要知道莫离可是大周第一神将,能在他手下逃走,简直是想都不敢想的事,可她居然真的做到了。
思及此,俞婧婉心中对云晚歌的看法似乎又有些改变,只是却再不敢轻视于她。
天露微白,俞婧婉却并无睡意,只躺在床上焦急等待,无论今夜之事源自何起,既然她有所行动,自然也一定会有更大的用意,俞婧婉并不是担心她不能得手,反而是担心她真的能成功。
若是有朝一日,大周易主,那么她为后己为妃,想必也不会有什么好日子了。
既然都是妃子,那她又何不倒戈相向助萧翊一臂之力?
至少,他是没有皇后的,就凭这一点,自己也该想想清楚。
正纠结,却忽听门外一阵混乱的尖叫,并不多想,俞婧婉立时翻身而起,还未开帐,却被一团白影所扑,定睛一看,不是小白又是谁。
她刚要发怒,却见小白小爪微张,胡乱的扒着自己身上的东西,好奇的取来,只看了一眼,立时色变。
便是没有见过那东西,自也是听说过许多次,再加上云晚歌与萧湛的对话,被她偷听到,是以,马上便确认了这东西是传位圣旨,只是,一想到那上面所书的内容,她不由得又生疑心,萧湛要这么一个没用的东西,却又是为何?
她只知萧湛想要得到这东西,也知云晚歌一直在寻找,却从不明白萧湛真正的心意,是以,也并不明白传位圣旨的奥妙。

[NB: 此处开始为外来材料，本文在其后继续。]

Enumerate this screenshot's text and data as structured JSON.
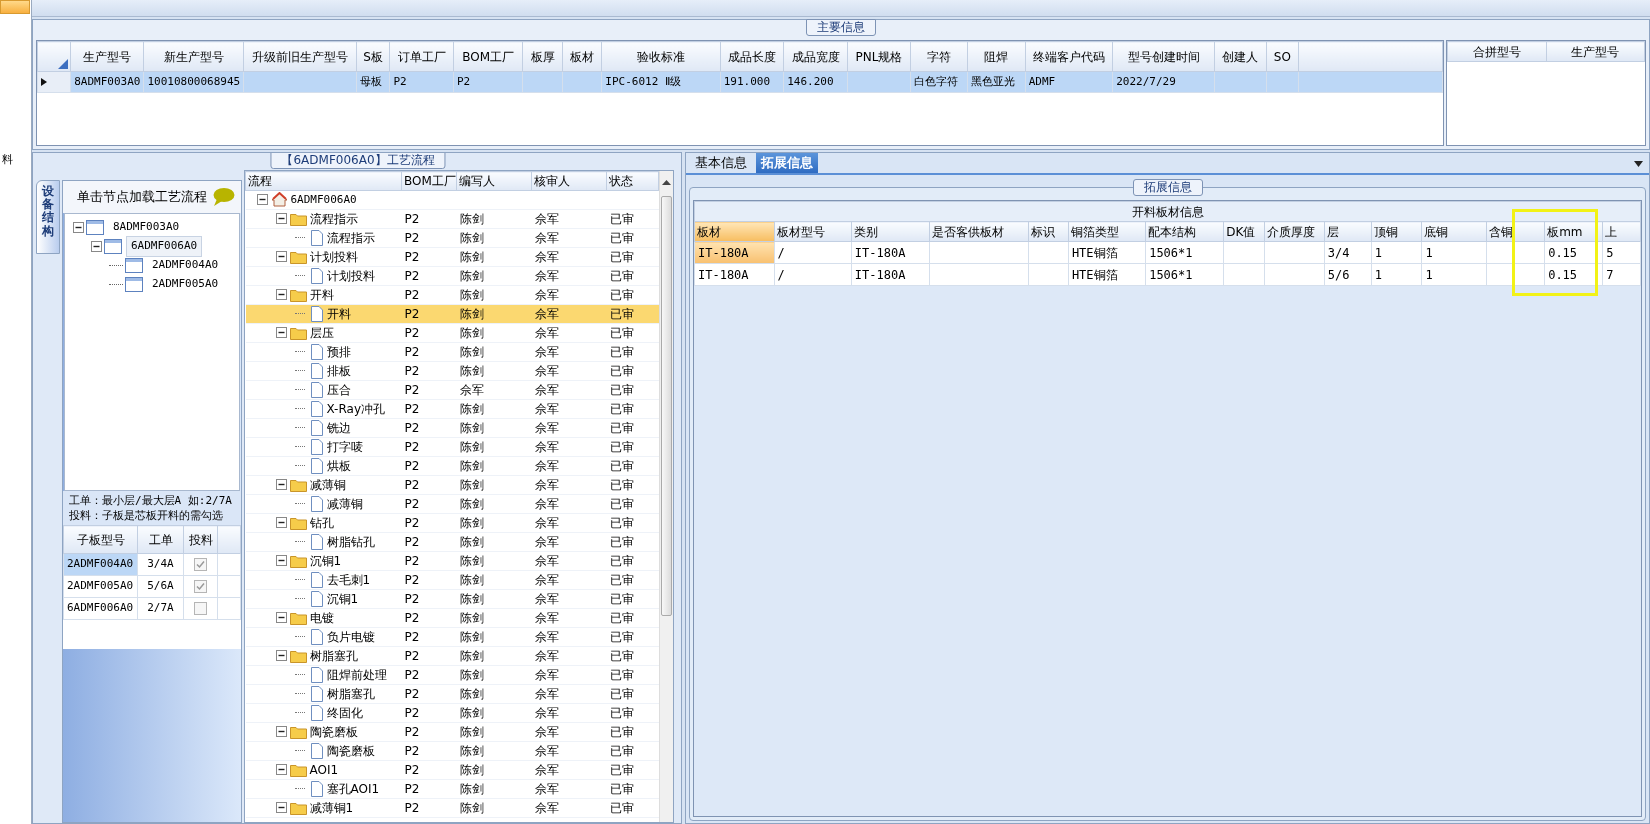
{
  "side_label": "料",
  "main_info": {
    "title": "主要信息",
    "columns": [
      "生产型号",
      "新生产型号",
      "升级前旧生产型号",
      "S板",
      "订单工厂",
      "BOM工厂",
      "板厚",
      "板材",
      "验收标准",
      "成品长度",
      "成品宽度",
      "PNL规格",
      "字符",
      "阻焊",
      "终端客户代码",
      "型号创建时间",
      "创建人",
      "SO"
    ],
    "rows": [
      {
        "selected": true,
        "cells": [
          "8ADMF003A0",
          "10010800068945",
          "",
          "母板",
          "P2",
          "P2",
          "",
          "",
          "IPC-6012 Ⅱ级",
          "191.000",
          "146.200",
          "",
          "白色字符",
          "黑色亚光",
          "ADMF",
          "2022/7/29",
          "",
          ""
        ]
      }
    ]
  },
  "merge_table": {
    "columns": [
      "合拼型号",
      "生产型号"
    ]
  },
  "process_panel": {
    "title": "【6ADMF006A0】工艺流程",
    "vertical_tab": "设备结构",
    "hint": "单击节点加载工艺流程",
    "structure_tree": [
      {
        "label": "8ADMF003A0",
        "selected": false,
        "expanded": true,
        "children": [
          {
            "label": "6ADMF006A0",
            "selected": true,
            "expanded": true,
            "children": [
              {
                "label": "2ADMF004A0",
                "selected": false
              },
              {
                "label": "2ADMF005A0",
                "selected": false
              }
            ]
          }
        ]
      }
    ],
    "notes": [
      "工单：最小层/最大层A 如:2/7A",
      "投料：子板是芯板开料的需勾选"
    ],
    "sub_boards": {
      "columns": [
        "子板型号",
        "工单",
        "投料"
      ],
      "rows": [
        {
          "selected": true,
          "checked": true,
          "cells": [
            "2ADMF004A0",
            "3/4A"
          ]
        },
        {
          "selected": false,
          "checked": true,
          "cells": [
            "2ADMF005A0",
            "5/6A"
          ]
        },
        {
          "selected": false,
          "checked": false,
          "cells": [
            "6ADMF006A0",
            "2/7A"
          ]
        }
      ]
    }
  },
  "flow_grid": {
    "columns": [
      "流程",
      "BOM工厂",
      "编写人",
      "核审人",
      "状态"
    ],
    "nodes": [
      {
        "kind": "root",
        "label": "6ADMF006A0",
        "expanded": true,
        "selected": false,
        "children": [
          {
            "kind": "folder",
            "label": "流程指示",
            "expanded": true,
            "selected": false,
            "cells": [
              "P2",
              "陈剑",
              "佘军",
              "已审"
            ],
            "children": [
              {
                "kind": "step",
                "label": "流程指示",
                "selected": false,
                "cells": [
                  "P2",
                  "陈剑",
                  "佘军",
                  "已审"
                ]
              }
            ]
          },
          {
            "kind": "folder",
            "label": "计划投料",
            "expanded": true,
            "selected": false,
            "cells": [
              "P2",
              "陈剑",
              "佘军",
              "已审"
            ],
            "children": [
              {
                "kind": "step",
                "label": "计划投料",
                "selected": false,
                "cells": [
                  "P2",
                  "陈剑",
                  "佘军",
                  "已审"
                ]
              }
            ]
          },
          {
            "kind": "folder",
            "label": "开料",
            "expanded": true,
            "selected": false,
            "cells": [
              "P2",
              "陈剑",
              "佘军",
              "已审"
            ],
            "children": [
              {
                "kind": "step",
                "label": "开料",
                "selected": true,
                "cells": [
                  "P2",
                  "陈剑",
                  "佘军",
                  "已审"
                ]
              }
            ]
          },
          {
            "kind": "folder",
            "label": "层压",
            "expanded": true,
            "selected": false,
            "cells": [
              "P2",
              "陈剑",
              "佘军",
              "已审"
            ],
            "children": [
              {
                "kind": "step",
                "label": "预排",
                "selected": false,
                "cells": [
                  "P2",
                  "陈剑",
                  "佘军",
                  "已审"
                ]
              },
              {
                "kind": "step",
                "label": "排板",
                "selected": false,
                "cells": [
                  "P2",
                  "陈剑",
                  "佘军",
                  "已审"
                ]
              },
              {
                "kind": "step",
                "label": "压合",
                "selected": false,
                "cells": [
                  "P2",
                  "佘军",
                  "佘军",
                  "已审"
                ]
              },
              {
                "kind": "step",
                "label": "X-Ray冲孔",
                "selected": false,
                "cells": [
                  "P2",
                  "陈剑",
                  "佘军",
                  "已审"
                ]
              },
              {
                "kind": "step",
                "label": "铣边",
                "selected": false,
                "cells": [
                  "P2",
                  "陈剑",
                  "佘军",
                  "已审"
                ]
              },
              {
                "kind": "step",
                "label": "打字唛",
                "selected": false,
                "cells": [
                  "P2",
                  "陈剑",
                  "佘军",
                  "已审"
                ]
              },
              {
                "kind": "step",
                "label": "烘板",
                "selected": false,
                "cells": [
                  "P2",
                  "陈剑",
                  "佘军",
                  "已审"
                ]
              }
            ]
          },
          {
            "kind": "folder",
            "label": "减薄铜",
            "expanded": true,
            "selected": false,
            "cells": [
              "P2",
              "陈剑",
              "佘军",
              "已审"
            ],
            "children": [
              {
                "kind": "step",
                "label": "减薄铜",
                "selected": false,
                "cells": [
                  "P2",
                  "陈剑",
                  "佘军",
                  "已审"
                ]
              }
            ]
          },
          {
            "kind": "folder",
            "label": "钻孔",
            "expanded": true,
            "selected": false,
            "cells": [
              "P2",
              "陈剑",
              "佘军",
              "已审"
            ],
            "children": [
              {
                "kind": "step",
                "label": "树脂钻孔",
                "selected": false,
                "cells": [
                  "P2",
                  "陈剑",
                  "佘军",
                  "已审"
                ]
              }
            ]
          },
          {
            "kind": "folder",
            "label": "沉铜1",
            "expanded": true,
            "selected": false,
            "cells": [
              "P2",
              "陈剑",
              "佘军",
              "已审"
            ],
            "children": [
              {
                "kind": "step",
                "label": "去毛刺1",
                "selected": false,
                "cells": [
                  "P2",
                  "陈剑",
                  "佘军",
                  "已审"
                ]
              },
              {
                "kind": "step",
                "label": "沉铜1",
                "selected": false,
                "cells": [
                  "P2",
                  "陈剑",
                  "佘军",
                  "已审"
                ]
              }
            ]
          },
          {
            "kind": "folder",
            "label": "电镀",
            "expanded": true,
            "selected": false,
            "cells": [
              "P2",
              "陈剑",
              "佘军",
              "已审"
            ],
            "children": [
              {
                "kind": "step",
                "label": "负片电镀",
                "selected": false,
                "cells": [
                  "P2",
                  "陈剑",
                  "佘军",
                  "已审"
                ]
              }
            ]
          },
          {
            "kind": "folder",
            "label": "树脂塞孔",
            "expanded": true,
            "selected": false,
            "cells": [
              "P2",
              "陈剑",
              "佘军",
              "已审"
            ],
            "children": [
              {
                "kind": "step",
                "label": "阻焊前处理",
                "selected": false,
                "cells": [
                  "P2",
                  "陈剑",
                  "佘军",
                  "已审"
                ]
              },
              {
                "kind": "step",
                "label": "树脂塞孔",
                "selected": false,
                "cells": [
                  "P2",
                  "陈剑",
                  "佘军",
                  "已审"
                ]
              },
              {
                "kind": "step",
                "label": "终固化",
                "selected": false,
                "cells": [
                  "P2",
                  "陈剑",
                  "佘军",
                  "已审"
                ]
              }
            ]
          },
          {
            "kind": "folder",
            "label": "陶瓷磨板",
            "expanded": true,
            "selected": false,
            "cells": [
              "P2",
              "陈剑",
              "佘军",
              "已审"
            ],
            "children": [
              {
                "kind": "step",
                "label": "陶瓷磨板",
                "selected": false,
                "cells": [
                  "P2",
                  "陈剑",
                  "佘军",
                  "已审"
                ]
              }
            ]
          },
          {
            "kind": "folder",
            "label": "AOI1",
            "expanded": true,
            "selected": false,
            "cells": [
              "P2",
              "陈剑",
              "佘军",
              "已审"
            ],
            "children": [
              {
                "kind": "step",
                "label": "塞孔AOI1",
                "selected": false,
                "cells": [
                  "P2",
                  "陈剑",
                  "佘军",
                  "已审"
                ]
              }
            ]
          },
          {
            "kind": "folder",
            "label": "减薄铜1",
            "expanded": true,
            "selected": false,
            "cells": [
              "P2",
              "陈剑",
              "佘军",
              "已审"
            ]
          }
        ]
      }
    ]
  },
  "detail_panel": {
    "tabs": [
      {
        "label": "基本信息",
        "selected": false
      },
      {
        "label": "拓展信息",
        "selected": true
      }
    ],
    "group_title": "拓展信息",
    "table": {
      "title": "开料板材信息",
      "columns": [
        {
          "label": "板材",
          "selected": true,
          "highlighted": false
        },
        {
          "label": "板材型号",
          "selected": false,
          "highlighted": false
        },
        {
          "label": "类别",
          "selected": false,
          "highlighted": false
        },
        {
          "label": "是否客供板材",
          "selected": false,
          "highlighted": false
        },
        {
          "label": "标识",
          "selected": false,
          "highlighted": false
        },
        {
          "label": "铜箔类型",
          "selected": false,
          "highlighted": false
        },
        {
          "label": "配本结构",
          "selected": false,
          "highlighted": false
        },
        {
          "label": "DK值",
          "selected": false,
          "highlighted": false
        },
        {
          "label": "介质厚度",
          "selected": false,
          "highlighted": false
        },
        {
          "label": "层",
          "selected": false,
          "highlighted": false
        },
        {
          "label": "顶铜",
          "selected": false,
          "highlighted": false
        },
        {
          "label": "底铜",
          "selected": false,
          "highlighted": false
        },
        {
          "label": "含铜",
          "selected": false,
          "highlighted": false
        },
        {
          "label": "板mm",
          "selected": false,
          "highlighted": true
        },
        {
          "label": "上",
          "selected": false,
          "highlighted": false
        }
      ],
      "rows": [
        {
          "selected": true,
          "cells": [
            "IT-180A",
            "/",
            "IT-180A",
            "",
            "",
            "HTE铜箔",
            "1506*1",
            "",
            "",
            "3/4",
            "1",
            "1",
            "",
            "0.15",
            "5"
          ]
        },
        {
          "selected": false,
          "cells": [
            "IT-180A",
            "/",
            "IT-180A",
            "",
            "",
            "HTE铜箔",
            "1506*1",
            "",
            "",
            "5/6",
            "1",
            "1",
            "",
            "0.15",
            "7"
          ]
        }
      ]
    }
  }
}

只是,当她沉思片刻,一切真相似乎已近在眼前,她毕竟跟在萧湛身边受训多时,只消忆及他的目的,便也能想通一切了。
虽并无十分把握,但机会近在眼前,她决意纵胆一试,便是失败了,她亦有办法自圆其说,毕竟,这个东西除了萧翊与几位前朝重臣,谁也不识得。
心中有了计量,俞婧婉扭头再望小白,小白虽通人性,但毕竟不能说人话,她亦无从问起,只得避重就轻的问道:“是佳期让你送来这东西给我的?”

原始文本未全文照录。